The emphasis of ecological gardening is often on food production, seeking to reduce the distance food travels from harvest to your table, and therefore reduce consumption of fossil fuel. Organic methods and permaculture are hallmarks of this approach.

So ecological gardening has combined sustainability, organic methods, habitat creation, and permaculture into a focus on your garden as an ecosystem that is able to supply your family food.

Ecosystem Gardening

Ecosystem Gardening is a combination of all of the above, with an emphasis on creating welcoming habitats for wildlife.

Ecosystem Gardening is:

  • Sustainable Landscaping—conserving natural resources like healthy topsoil, and clean water, reducing the use of fossil fuels, managing rainwater where it falls, composting garden waste onsite to keep it out of landfills, and wisely choosing local, recycled or sustainable materials.
  • Organic Gardening—the use of chemical fertilizers, herbicides, and pesticides is harmful to wildlife, humans, and the environment. Organic methods have shown that these are not necessary
  • Habitat Gardening—native plants are an absolute necessity in creating habitats for wildlife.
  • Natural Gardening—mimicking the structure and function of natural areas in our gardens can create an aesthetically pleasing vertical view for you and for wildlife, and contribute to ecosystem services and functions.
  • Ecological Gardening—knowing that your garden is indeed an ecosystem that provides much needed habitats for wildlife and creating plant communities based on similar soil, light, and moisture requirements.
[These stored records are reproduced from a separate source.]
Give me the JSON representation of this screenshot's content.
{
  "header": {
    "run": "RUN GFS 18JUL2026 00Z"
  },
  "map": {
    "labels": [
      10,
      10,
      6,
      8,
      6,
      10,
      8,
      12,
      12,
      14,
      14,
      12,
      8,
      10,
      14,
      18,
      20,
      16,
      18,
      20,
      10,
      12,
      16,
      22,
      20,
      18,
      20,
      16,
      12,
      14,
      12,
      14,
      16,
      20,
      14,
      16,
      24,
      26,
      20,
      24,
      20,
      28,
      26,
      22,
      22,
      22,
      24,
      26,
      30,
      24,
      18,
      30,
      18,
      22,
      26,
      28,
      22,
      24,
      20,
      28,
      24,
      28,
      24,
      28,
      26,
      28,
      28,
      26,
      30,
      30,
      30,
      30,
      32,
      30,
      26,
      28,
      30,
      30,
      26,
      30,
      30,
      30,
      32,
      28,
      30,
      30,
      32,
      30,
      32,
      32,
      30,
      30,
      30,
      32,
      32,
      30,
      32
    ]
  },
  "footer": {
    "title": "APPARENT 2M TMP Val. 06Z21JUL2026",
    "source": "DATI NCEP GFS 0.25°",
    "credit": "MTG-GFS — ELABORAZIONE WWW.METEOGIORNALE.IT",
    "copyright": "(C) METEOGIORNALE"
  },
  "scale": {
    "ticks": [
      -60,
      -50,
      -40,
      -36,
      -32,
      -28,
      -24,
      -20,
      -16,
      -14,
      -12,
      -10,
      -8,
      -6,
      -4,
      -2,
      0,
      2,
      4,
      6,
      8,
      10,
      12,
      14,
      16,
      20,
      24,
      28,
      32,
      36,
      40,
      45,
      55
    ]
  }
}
The goal of Ecosystem Gardening is to incorporate elements from all of the above gardening styles into a coherent practice that benefits wildlife, provides beauty for you, conserves natural resources, and makes the world a better place.

Many species of wildlife are declining because of the human action of habitat loss, degradation, and fragmentation. You can “give a little back to wildlife” by choosing to manage your property in a way which supports and welcomes wildlife. You can learn to share your place with the wildlife around you.